I've seen the videos. Imagine the ocean inexplicably swelling and growing, reaching heights of over 120 feet in some remote coastal villages. Imagine fleeing to the nearby hills, watching your entire town and potentially thousands of people being swallowed up and swept away by an unforgiving, black, incompressible wave of liquid death. This book focuses in on the village of Kamaya, located near the mouth of the Kitakami River where it empties into the Pacific northeast of Ishinomaki.
A group of children and teachers at Okawa Elementary School in Kamaya felt the earthquake that day. Per protocol, the kids and teachers exited the building and dutifully lined up neatly in the school courtyard. They heard the tsunami warnings. What followed was confusion and a lack of urgency and correct decision making that proved lethal. The doomed group left the courtyard for what they thought was "higher ground" somewhat closer to the river. After the tsunami arrived, only 4 kids and 1 adult survived by actually running to a nearby hill.

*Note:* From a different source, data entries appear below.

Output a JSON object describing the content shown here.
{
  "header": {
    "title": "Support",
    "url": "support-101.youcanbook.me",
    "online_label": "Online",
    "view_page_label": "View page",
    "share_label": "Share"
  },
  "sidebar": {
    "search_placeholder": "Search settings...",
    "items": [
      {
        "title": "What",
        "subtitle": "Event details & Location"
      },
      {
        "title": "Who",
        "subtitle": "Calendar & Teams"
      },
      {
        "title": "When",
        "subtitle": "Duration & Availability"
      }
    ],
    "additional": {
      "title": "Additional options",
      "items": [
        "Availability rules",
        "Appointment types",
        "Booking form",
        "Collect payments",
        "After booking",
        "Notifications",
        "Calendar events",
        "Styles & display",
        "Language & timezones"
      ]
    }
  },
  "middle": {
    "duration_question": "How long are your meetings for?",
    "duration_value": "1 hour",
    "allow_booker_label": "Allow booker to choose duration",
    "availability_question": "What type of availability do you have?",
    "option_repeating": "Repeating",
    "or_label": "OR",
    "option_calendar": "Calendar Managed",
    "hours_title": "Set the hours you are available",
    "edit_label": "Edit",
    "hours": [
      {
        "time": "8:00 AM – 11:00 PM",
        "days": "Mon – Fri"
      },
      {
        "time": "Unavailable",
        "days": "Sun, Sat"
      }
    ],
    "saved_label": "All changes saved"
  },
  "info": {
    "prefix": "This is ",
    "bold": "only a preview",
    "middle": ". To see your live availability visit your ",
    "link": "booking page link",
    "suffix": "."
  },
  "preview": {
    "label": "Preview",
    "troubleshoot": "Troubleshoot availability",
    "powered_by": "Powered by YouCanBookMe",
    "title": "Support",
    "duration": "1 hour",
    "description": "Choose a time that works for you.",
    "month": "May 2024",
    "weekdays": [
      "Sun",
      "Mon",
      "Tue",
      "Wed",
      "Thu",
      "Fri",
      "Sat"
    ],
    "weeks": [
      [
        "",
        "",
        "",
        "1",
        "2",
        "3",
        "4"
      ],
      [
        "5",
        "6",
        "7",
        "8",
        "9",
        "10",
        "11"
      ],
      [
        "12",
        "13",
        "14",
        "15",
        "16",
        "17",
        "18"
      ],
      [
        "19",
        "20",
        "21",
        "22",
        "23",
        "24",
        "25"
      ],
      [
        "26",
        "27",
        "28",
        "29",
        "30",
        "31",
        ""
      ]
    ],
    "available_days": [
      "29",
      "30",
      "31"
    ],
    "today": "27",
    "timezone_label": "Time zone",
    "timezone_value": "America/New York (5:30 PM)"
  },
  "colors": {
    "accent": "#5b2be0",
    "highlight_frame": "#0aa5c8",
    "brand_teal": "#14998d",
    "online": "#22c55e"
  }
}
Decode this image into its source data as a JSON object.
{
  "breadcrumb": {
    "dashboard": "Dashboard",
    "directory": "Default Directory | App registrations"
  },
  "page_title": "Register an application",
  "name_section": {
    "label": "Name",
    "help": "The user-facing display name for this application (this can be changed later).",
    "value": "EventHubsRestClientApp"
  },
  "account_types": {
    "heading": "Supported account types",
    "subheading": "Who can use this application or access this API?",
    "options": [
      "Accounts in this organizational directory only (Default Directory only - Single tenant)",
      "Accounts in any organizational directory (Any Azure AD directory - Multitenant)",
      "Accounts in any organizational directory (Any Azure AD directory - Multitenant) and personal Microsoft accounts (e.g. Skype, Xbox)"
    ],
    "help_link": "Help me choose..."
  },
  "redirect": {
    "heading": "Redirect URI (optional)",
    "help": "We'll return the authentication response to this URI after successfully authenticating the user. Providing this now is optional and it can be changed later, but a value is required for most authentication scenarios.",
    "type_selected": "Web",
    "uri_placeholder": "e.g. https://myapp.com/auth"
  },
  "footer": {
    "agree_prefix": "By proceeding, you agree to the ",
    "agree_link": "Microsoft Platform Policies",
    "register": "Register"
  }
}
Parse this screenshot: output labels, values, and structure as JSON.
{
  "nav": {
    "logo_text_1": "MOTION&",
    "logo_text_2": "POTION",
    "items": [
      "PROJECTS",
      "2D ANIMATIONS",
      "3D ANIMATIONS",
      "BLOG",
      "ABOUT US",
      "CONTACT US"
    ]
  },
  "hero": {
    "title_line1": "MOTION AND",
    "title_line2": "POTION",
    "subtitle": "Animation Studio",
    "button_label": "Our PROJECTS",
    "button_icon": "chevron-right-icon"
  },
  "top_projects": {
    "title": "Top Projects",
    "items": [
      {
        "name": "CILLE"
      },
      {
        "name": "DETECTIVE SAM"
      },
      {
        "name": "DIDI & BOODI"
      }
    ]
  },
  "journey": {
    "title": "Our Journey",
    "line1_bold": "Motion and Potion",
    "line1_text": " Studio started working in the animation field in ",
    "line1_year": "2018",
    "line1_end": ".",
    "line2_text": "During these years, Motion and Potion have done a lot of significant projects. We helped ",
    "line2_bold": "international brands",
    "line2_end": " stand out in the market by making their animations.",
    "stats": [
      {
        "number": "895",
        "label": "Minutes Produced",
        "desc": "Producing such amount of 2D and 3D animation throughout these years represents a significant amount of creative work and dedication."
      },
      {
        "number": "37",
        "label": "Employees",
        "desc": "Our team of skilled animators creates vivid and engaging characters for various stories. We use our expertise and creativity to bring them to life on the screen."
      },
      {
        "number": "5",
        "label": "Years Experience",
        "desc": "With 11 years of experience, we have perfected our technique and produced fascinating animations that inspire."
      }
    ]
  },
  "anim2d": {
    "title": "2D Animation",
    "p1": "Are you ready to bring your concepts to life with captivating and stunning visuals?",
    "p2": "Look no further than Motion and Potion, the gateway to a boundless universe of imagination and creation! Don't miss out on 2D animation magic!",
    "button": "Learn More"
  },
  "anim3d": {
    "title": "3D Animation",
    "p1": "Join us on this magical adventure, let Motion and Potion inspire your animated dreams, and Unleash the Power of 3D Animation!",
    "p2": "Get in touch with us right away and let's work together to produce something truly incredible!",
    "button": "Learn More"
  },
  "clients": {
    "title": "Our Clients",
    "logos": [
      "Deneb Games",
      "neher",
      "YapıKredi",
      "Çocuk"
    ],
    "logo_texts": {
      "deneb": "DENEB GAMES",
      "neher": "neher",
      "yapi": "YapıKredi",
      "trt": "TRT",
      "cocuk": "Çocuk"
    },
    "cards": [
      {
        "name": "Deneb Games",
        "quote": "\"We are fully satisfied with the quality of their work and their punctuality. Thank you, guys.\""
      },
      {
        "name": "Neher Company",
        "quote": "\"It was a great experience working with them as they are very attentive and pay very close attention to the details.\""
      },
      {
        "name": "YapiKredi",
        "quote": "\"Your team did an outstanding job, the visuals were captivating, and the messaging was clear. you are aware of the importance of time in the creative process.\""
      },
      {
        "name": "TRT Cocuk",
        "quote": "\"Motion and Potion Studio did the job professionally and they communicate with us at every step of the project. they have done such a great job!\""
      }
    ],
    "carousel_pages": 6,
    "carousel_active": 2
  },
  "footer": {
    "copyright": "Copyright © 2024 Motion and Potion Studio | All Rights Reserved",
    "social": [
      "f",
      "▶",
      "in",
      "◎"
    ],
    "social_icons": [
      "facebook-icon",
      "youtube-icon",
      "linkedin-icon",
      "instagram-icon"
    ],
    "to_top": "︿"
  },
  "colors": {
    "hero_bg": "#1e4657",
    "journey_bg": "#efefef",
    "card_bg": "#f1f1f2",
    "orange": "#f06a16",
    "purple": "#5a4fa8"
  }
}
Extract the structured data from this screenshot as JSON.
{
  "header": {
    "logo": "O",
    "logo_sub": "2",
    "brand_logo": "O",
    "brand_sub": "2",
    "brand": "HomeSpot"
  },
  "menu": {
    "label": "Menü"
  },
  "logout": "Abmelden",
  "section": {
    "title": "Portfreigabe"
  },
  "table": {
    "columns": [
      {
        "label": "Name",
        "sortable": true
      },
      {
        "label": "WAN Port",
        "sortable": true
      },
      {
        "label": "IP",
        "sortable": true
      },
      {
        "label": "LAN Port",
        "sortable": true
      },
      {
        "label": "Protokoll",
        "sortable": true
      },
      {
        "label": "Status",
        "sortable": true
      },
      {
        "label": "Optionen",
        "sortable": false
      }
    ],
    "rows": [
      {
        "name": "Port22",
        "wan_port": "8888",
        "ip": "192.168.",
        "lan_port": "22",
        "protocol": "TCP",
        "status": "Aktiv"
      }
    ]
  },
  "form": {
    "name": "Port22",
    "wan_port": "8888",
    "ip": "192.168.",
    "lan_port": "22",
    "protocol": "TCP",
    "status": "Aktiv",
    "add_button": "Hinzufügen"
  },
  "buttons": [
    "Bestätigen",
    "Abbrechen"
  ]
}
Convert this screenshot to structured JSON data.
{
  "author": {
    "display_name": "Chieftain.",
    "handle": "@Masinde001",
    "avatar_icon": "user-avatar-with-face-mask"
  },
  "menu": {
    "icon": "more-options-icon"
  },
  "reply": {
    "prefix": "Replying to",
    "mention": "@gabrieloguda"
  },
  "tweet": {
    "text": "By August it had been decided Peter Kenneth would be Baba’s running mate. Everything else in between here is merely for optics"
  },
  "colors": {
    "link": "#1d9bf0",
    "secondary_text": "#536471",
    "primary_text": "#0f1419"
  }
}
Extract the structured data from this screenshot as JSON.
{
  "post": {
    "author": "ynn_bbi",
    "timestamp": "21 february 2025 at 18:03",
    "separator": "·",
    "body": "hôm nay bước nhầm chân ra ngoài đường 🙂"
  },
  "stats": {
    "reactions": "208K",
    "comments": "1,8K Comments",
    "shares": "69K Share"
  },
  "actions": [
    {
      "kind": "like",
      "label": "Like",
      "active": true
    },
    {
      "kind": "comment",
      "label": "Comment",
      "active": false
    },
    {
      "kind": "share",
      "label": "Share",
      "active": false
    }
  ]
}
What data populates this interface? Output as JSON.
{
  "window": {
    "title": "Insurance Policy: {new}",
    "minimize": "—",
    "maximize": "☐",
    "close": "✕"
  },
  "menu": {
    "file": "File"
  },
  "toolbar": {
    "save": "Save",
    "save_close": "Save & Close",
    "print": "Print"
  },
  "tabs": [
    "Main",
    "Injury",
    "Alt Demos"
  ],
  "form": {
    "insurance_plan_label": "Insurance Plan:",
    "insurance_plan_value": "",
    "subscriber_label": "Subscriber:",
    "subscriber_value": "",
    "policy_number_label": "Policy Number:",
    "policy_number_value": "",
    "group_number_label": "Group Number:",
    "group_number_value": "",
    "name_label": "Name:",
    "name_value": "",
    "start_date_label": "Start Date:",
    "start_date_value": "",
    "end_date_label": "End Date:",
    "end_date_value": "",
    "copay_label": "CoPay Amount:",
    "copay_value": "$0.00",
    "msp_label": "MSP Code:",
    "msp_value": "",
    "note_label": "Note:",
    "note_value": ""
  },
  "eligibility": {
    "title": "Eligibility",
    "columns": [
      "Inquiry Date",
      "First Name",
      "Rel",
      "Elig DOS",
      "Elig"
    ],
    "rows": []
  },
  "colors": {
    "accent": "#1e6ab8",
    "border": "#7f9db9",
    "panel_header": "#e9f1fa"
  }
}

Richard Lloyd Parry has detailed the actions and decisions of several families involved in this tragedy, from before to during and after the quake and the tsunami. He vividly and accurately describes the horror they experienced and the gut-wrenching aftermath of searching for their lost children, as well as their journey to find the truth of what actually happened that day at Okawa Elementary School. Parry also layers the book, to me at least, with an underlying sense of dread that this is but one of thousands of stories that occurred on that day when the seas swallowed the northeast coast of Japan, but for some reason this story seems to stand out among the tragedies.
In closing, this book is not for everyone...it is dark. But if you really want to get a sense of what some of the people of Japan went through during and after this geological event, I highly recommend this. My only criticism is Parry closed the book with spiritual comments of people being possessed by the "ghosts" of this event. This seemed a bit out of place for this book.